Commenter: Brigitte Smith
State: Not in the US
Agency: Federal Trade Commission
Rule: CAN-SPAM ANPR
Docket ID: [3084-AA96]
No Attachments

Comments:

To: The Federal Trade Commission. re CAN-SPAM Act Rulemaking, Project No. R411008 While I fully support the Commission's efforts to curb the significant problem of unsolicited bulk email, I am extremely concerned about the proposed requirement for merchants to maintain suppression lists. The problems and costs inherent in this idea are more than substantial, to say the very least.
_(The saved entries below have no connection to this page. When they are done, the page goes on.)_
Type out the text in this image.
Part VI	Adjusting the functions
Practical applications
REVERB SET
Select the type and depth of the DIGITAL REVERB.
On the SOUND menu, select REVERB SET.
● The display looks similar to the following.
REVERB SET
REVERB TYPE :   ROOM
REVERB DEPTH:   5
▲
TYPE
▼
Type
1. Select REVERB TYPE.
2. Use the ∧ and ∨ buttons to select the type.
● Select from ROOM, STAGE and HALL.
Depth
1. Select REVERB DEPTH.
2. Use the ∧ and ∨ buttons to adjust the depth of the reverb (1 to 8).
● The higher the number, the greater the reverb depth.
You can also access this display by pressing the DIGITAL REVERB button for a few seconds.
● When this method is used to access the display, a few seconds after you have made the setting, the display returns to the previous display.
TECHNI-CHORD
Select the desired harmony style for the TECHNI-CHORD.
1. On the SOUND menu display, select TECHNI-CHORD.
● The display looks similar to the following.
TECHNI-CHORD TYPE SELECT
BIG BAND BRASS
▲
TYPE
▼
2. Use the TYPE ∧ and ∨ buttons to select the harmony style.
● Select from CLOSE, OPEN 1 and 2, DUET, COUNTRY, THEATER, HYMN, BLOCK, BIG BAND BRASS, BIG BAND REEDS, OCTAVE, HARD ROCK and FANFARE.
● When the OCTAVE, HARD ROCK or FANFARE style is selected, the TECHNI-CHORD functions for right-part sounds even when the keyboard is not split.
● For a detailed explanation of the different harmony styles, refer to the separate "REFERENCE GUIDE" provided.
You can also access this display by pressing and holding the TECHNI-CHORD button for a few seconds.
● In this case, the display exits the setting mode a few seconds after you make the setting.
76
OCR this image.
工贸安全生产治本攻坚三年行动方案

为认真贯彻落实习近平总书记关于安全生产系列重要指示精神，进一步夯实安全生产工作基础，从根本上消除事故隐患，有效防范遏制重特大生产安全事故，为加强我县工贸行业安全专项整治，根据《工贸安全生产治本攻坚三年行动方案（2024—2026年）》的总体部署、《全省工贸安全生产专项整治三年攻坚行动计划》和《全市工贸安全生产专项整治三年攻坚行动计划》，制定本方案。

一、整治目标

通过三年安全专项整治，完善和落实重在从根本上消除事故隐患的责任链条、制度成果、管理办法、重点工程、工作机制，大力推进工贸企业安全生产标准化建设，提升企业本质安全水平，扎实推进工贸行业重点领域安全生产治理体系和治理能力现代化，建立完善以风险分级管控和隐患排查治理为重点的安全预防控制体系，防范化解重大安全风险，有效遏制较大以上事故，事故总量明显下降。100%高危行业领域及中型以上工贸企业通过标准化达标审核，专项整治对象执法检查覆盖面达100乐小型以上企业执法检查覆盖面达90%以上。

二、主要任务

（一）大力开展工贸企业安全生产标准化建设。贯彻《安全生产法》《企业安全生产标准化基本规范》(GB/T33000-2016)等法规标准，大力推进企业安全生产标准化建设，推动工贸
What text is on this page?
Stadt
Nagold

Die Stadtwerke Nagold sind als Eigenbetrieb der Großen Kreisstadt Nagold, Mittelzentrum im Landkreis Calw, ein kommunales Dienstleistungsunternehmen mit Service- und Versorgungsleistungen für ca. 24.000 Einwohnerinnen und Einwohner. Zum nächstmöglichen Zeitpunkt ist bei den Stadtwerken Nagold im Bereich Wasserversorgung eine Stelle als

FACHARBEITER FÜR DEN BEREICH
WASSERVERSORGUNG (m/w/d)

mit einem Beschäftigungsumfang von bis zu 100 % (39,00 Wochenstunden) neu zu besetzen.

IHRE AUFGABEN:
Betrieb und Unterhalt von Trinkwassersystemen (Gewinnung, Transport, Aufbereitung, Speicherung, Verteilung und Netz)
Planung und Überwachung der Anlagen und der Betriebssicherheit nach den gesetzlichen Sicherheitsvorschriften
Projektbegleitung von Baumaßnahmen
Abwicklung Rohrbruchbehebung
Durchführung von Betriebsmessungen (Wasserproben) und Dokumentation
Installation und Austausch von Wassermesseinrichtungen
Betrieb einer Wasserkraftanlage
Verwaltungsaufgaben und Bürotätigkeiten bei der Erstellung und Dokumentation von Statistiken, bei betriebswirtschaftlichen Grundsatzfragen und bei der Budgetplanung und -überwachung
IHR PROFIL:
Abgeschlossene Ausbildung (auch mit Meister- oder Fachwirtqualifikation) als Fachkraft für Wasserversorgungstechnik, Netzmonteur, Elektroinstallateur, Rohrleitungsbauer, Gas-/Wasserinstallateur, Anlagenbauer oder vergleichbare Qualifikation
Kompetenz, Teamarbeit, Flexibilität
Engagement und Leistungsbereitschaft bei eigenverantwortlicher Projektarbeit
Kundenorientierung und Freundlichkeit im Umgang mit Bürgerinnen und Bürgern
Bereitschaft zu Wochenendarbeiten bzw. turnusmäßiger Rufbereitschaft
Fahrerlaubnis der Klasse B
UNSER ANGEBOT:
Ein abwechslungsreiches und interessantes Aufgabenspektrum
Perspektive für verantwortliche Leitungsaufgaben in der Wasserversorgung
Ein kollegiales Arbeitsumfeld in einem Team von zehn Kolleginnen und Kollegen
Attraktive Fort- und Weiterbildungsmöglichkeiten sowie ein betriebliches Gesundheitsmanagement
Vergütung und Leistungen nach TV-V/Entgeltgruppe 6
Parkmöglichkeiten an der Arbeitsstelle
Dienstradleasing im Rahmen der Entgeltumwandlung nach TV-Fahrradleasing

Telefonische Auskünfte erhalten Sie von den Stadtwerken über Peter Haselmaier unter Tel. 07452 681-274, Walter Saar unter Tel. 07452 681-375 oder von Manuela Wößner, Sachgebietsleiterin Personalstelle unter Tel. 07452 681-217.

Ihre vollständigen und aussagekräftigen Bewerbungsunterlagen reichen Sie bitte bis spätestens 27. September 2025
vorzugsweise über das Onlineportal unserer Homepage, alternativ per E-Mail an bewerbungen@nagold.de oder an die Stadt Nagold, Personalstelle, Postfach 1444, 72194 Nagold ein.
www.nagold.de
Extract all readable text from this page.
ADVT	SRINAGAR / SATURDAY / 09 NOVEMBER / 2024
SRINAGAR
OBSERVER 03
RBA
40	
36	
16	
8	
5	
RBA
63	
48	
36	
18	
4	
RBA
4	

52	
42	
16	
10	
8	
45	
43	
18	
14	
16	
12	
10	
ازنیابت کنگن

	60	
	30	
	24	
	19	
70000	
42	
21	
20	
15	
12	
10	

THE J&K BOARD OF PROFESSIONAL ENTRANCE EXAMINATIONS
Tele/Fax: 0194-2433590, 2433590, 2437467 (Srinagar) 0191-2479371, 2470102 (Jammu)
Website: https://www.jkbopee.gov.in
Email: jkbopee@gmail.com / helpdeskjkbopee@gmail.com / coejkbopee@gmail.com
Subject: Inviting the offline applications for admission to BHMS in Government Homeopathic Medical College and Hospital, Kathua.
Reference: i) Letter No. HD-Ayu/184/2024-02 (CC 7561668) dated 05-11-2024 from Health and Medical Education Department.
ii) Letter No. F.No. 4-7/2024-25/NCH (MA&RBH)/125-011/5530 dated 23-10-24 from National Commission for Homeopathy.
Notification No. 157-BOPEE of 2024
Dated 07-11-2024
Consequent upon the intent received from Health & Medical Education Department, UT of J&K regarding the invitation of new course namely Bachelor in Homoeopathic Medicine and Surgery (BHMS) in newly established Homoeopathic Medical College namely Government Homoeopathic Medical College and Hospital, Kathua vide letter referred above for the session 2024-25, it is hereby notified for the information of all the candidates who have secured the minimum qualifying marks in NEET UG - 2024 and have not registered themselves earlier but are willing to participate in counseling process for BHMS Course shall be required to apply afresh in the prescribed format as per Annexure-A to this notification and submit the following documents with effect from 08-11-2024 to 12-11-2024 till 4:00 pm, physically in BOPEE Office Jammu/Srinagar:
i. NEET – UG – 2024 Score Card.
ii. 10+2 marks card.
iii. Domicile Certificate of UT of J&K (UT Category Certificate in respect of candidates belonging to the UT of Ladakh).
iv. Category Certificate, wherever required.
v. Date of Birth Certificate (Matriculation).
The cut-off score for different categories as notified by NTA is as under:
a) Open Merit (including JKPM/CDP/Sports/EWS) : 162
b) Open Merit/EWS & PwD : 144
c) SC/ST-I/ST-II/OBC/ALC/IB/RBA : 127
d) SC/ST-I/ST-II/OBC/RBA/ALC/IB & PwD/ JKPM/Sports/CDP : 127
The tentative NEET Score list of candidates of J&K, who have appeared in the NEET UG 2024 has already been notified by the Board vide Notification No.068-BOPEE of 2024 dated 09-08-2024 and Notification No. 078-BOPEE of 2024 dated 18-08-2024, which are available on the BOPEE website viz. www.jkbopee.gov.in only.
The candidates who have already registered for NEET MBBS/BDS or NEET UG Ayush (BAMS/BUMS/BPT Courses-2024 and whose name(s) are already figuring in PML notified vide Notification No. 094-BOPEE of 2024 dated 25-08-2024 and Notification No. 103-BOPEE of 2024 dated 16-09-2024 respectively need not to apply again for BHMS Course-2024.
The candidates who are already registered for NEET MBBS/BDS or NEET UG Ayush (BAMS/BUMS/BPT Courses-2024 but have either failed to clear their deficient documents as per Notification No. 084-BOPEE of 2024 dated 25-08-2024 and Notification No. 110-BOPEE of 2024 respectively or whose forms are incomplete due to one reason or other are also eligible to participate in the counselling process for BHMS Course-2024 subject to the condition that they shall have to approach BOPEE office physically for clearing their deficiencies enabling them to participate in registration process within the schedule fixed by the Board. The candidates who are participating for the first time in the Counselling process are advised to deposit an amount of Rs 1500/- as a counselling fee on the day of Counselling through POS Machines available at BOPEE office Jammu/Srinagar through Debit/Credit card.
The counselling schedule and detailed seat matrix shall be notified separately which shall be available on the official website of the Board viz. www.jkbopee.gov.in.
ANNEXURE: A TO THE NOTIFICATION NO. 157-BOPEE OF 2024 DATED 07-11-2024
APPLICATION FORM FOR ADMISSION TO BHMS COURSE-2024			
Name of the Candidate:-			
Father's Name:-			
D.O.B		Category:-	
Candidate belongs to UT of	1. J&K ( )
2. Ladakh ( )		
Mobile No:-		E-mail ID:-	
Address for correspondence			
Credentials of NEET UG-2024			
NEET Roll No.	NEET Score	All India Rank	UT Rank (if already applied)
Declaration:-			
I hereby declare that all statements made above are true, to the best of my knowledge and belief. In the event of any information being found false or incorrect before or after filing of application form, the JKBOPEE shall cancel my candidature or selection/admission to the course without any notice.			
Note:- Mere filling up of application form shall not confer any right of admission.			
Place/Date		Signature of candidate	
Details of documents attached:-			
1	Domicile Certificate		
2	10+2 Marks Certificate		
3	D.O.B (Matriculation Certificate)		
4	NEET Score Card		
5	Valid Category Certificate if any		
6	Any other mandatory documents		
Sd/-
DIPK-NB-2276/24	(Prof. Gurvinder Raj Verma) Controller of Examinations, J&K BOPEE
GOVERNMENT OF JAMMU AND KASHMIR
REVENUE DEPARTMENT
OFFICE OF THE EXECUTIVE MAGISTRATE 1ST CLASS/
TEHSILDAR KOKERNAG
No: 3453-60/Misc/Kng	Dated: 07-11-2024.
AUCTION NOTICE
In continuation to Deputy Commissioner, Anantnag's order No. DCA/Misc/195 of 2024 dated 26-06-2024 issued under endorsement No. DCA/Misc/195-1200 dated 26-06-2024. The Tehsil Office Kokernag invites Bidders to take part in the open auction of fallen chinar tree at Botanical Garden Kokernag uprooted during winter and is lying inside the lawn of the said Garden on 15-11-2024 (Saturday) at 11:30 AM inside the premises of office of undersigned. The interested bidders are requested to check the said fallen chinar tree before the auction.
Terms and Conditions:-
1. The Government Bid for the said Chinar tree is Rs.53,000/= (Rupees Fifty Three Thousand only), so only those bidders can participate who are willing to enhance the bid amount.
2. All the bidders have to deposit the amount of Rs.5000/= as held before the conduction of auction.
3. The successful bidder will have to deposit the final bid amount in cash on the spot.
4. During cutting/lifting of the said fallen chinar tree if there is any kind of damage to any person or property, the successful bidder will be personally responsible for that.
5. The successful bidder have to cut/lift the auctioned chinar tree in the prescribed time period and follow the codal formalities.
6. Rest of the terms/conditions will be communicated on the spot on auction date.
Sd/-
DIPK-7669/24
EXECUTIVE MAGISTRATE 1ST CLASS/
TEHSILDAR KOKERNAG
In addition, the potential damage which is likely to be caused to both consumers and businesses is so enormous and potentially devastating, that I am urging you in the strongest possible terms to give extremely close consideration to this issue. Requirement of the use of suppression lists will seriously damage many of the legitimate publications available on the internet. As a publisher myself, my specific concern is for potentially devastating harm to publishers who require permission from consumers prior to adding them to any list. I as a legitimate business person am not the one of those who CAN-SPAM was designed to put out of business, but this requirement would be very likely to have that effect. I have worked long and hard at a business which could, quite easily be demolished at the stroke of your pen. In addition, significant harm is likely to be caused to consumers themselves, because of the impossibility of knowing their intent when they unsubscribe from a list. And to make matters worse, these suppression lists could easily fall into the hands of spammers, leading to more spam instead of less! I am extremely concerned at the potential problems this ruling may cause, and urge you in the strongest possible terms to reconsider its implementation in light of these problems, Yours faithfully, Brigitte Smith, Marketing Solutions Group, Inc. P.S. My further comment to question E1.2. above is that if a consumer receives an email from a publisher advertising a company or product of a company and the consumer has opted out of receiving emails from that company, the publisher should NOT be penalised, regardless of what else (if anything) the email contains.